Claude Opus is brilliant. It's also not free.
After my AI bounty hunting agent started scanning bounty boards around the clock, I ran into an uncomfortable math problem: analyzing every GitHub issue with Claude Opus costs real money. Most bounties are junk — wrong skill, already claimed, outdated, repo abandoned. I was paying to read bad job postings.
The fix was obvious once I thought about it: use a free local model to do the dirty work first.
This is part 3 of my ongoing AI bounty hunting series (part 1, part 2). Today I'm showing you the triage layer I added between "raw bounty feed" and "call the expensive API."
The Problem With Using One Model for Everything
When a bounty scanner runs at scale, it touches hundreds of issues per day. Each one needs:
- Is this actually claimable? (not already assigned, not closed)
- What tech stack is required? (matches skills?)
- Is the issue description clear enough to code against?

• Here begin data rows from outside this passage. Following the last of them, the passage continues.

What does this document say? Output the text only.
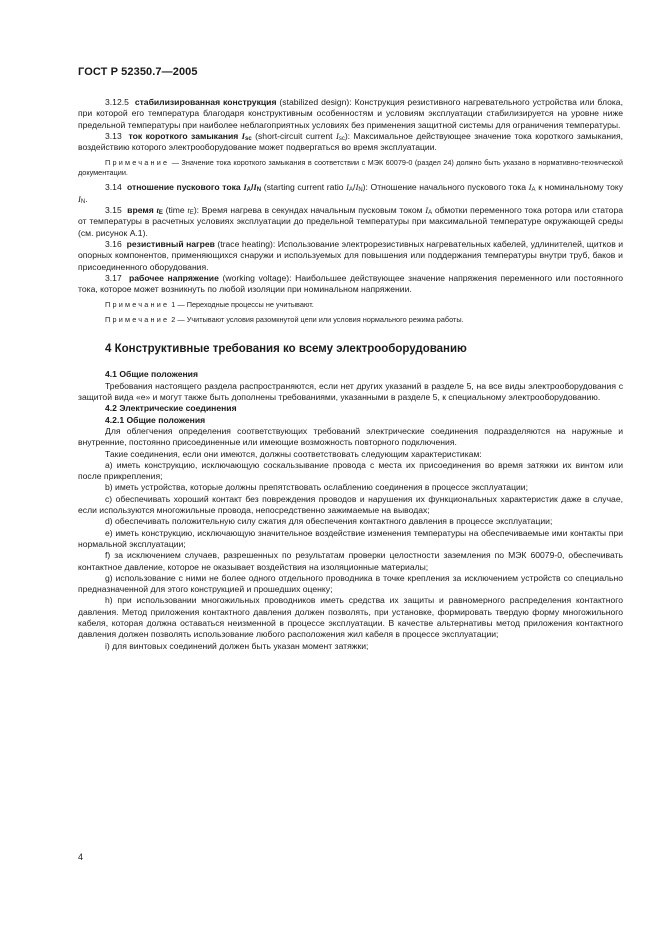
ГОСТ Р 52350.7—2005

3.12.5 стабилизированная конструкция (stabilized design): Конструкция резистивного нагревательного устройства или блока, при которой его температура благодаря конструктивным особенностям и условиям эксплуатации стабилизируется на уровне ниже предельной температуры при наиболее неблагоприятных условиях без применения защитной системы для ограничения температуры.

3.13 ток короткого замыкания $I_{sc}$ (short-circuit current $I_{sc}$): Максимальное действующее значение тока короткого замыкания, воздействию которого электрооборудование может подвергаться во время эксплуатации.

Примечание — Значение тока короткого замыкания в соответствии с МЭК 60079-0 (раздел 24) должно быть указано в нормативно-технической документации.

3.14 отношение пускового тока $I_A/I_N$ (starting current ratio $I_A/I_N$): Отношение начального пускового тока $I_A$ к номинальному току $I_N$.

3.15 время $t_E$ (time $t_E$): Время нагрева в секундах начальным пусковым током $I_A$ обмотки переменного тока ротора или статора от температуры в расчетных условиях эксплуатации до предельной температуры при максимальной температуре окружающей среды (см. рисунок А.1).

3.16 резистивный нагрев (trace heating): Использование электрорезистивных нагревательных кабелей, удлинителей, щитков и опорных компонентов, применяющихся снаружи и используемых для повышения или поддержания температуры внутри труб, баков и присоединенного оборудования.

3.17 рабочее напряжение (working voltage): Наибольшее действующее значение напряжения переменного или постоянного тока, которое может возникнуть по любой изоляции при номинальном напряжении.

Примечание 1 — Переходные процессы не учитывают.

Примечание 2 — Учитывают условия разомкнутой цепи или условия нормального режима работы.

4 Конструктивные требования ко всему электрооборудованию

4.1 Общие положения

Требования настоящего раздела распространяются, если нет других указаний в разделе 5, на все виды электрооборудования с защитой вида «е» и могут также быть дополнены требованиями, указанными в разделе 5, к специальному электрооборудованию.

4.2 Электрические соединения

4.2.1 Общие положения

Для облегчения определения соответствующих требований электрические соединения подразделяются на наружные и внутренние, постоянно присоединенные или имеющие возможность повторного подключения.

Такие соединения, если они имеются, должны соответствовать следующим характеристикам:

a) иметь конструкцию, исключающую соскальзывание провода с места их присоединения во время затяжки их винтом или после прикрепления;

b) иметь устройства, которые должны препятствовать ослаблению соединения в процессе эксплуатации;

c) обеспечивать хороший контакт без повреждения проводов и нарушения их функциональных характеристик даже в случае, если используются многожильные провода, непосредственно зажимаемые на выводах;

d) обеспечивать положительную силу сжатия для обеспечения контактного давления в процессе эксплуатации;

e) иметь конструкцию, исключающую значительное воздействие изменения температуры на обеспечиваемые ими контакты при нормальной эксплуатации;

f) за исключением случаев, разрешенных по результатам проверки целостности заземления по МЭК 60079-0, обеспечивать контактное давление, которое не оказывает воздействия на изоляционные материалы;

g) использование с ними не более одного отдельного проводника в точке крепления за исключением устройств со специально предназначенной для этого конструкцией и прошедших оценку;

h) при использовании многожильных проводников иметь средства их защиты и равномерного распределения контактного давления. Метод приложения контактного давления должен позволять, при установке, формировать твердую форму многожильного кабеля, которая должна оставаться неизменной в процессе эксплуатации. В качестве альтернативы метод приложения контактного давления должен позволять использование любого расположения жил кабеля в процессе эксплуатации;

i) для винтовых соединений должен быть указан момент затяжки;

4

- What's the reward-to-complexity ratio?
Running all four of those questions through Claude Opus at $15/million tokens adds up fast. Most issues fail on question 1 or 2 — they're disqualified before we even need nuanced analysis.

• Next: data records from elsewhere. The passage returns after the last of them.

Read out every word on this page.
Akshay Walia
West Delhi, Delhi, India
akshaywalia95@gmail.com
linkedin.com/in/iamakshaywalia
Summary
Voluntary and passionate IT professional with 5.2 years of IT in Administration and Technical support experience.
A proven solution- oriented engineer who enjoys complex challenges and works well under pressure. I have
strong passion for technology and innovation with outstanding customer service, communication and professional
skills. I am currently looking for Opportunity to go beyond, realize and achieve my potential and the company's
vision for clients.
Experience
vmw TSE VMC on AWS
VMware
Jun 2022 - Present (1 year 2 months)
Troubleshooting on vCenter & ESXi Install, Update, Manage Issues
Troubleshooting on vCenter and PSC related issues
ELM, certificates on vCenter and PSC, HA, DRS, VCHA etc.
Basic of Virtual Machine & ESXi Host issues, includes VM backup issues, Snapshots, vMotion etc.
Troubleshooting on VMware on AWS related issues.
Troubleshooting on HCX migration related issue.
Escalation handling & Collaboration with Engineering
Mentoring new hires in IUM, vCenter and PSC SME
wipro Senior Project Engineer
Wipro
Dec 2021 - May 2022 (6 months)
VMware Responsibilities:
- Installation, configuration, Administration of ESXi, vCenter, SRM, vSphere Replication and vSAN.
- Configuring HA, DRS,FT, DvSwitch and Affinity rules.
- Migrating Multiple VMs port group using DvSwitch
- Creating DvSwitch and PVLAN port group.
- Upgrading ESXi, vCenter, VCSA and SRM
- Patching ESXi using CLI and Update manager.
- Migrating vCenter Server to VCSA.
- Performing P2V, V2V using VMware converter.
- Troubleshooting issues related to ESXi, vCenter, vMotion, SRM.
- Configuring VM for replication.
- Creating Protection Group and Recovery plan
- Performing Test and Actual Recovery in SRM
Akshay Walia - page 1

That's exactly what a local model is good at: coarse filtering at zero cost.
The Hybrid Architecture
[Bounty Feed] → [codestral:22b local] → [passes triage?]
│
┌───────────────┤
▼ ▼
[discard] [Claude Opus deep analysis]
│
▼
[prioritized shortlist]
The local model handles the first 80% of the funnel. Claude Opus only sees the bounties worth $50+ that match my skills and haven't been touched by other devs.
In practice, this means Opus processes roughly 1 in 10 bounties instead of all of them.
Setting Up Ollama + codestral:22b
If you don't have Ollama yet:
# macOS (Apple Silicon)
brew install ollama
ollama serve &
# Pull the model (~12GB, so grab a coffee)
ollama pull codestral:22b
Verify it's running:
curl -s http://localhost:11434/api/generate \
-d '{"model":"codestral:22b","prompt":"Say hello","stream":false}' \
| python3 -c "import sys,json; print(json.load(sys.stdin)['response'])"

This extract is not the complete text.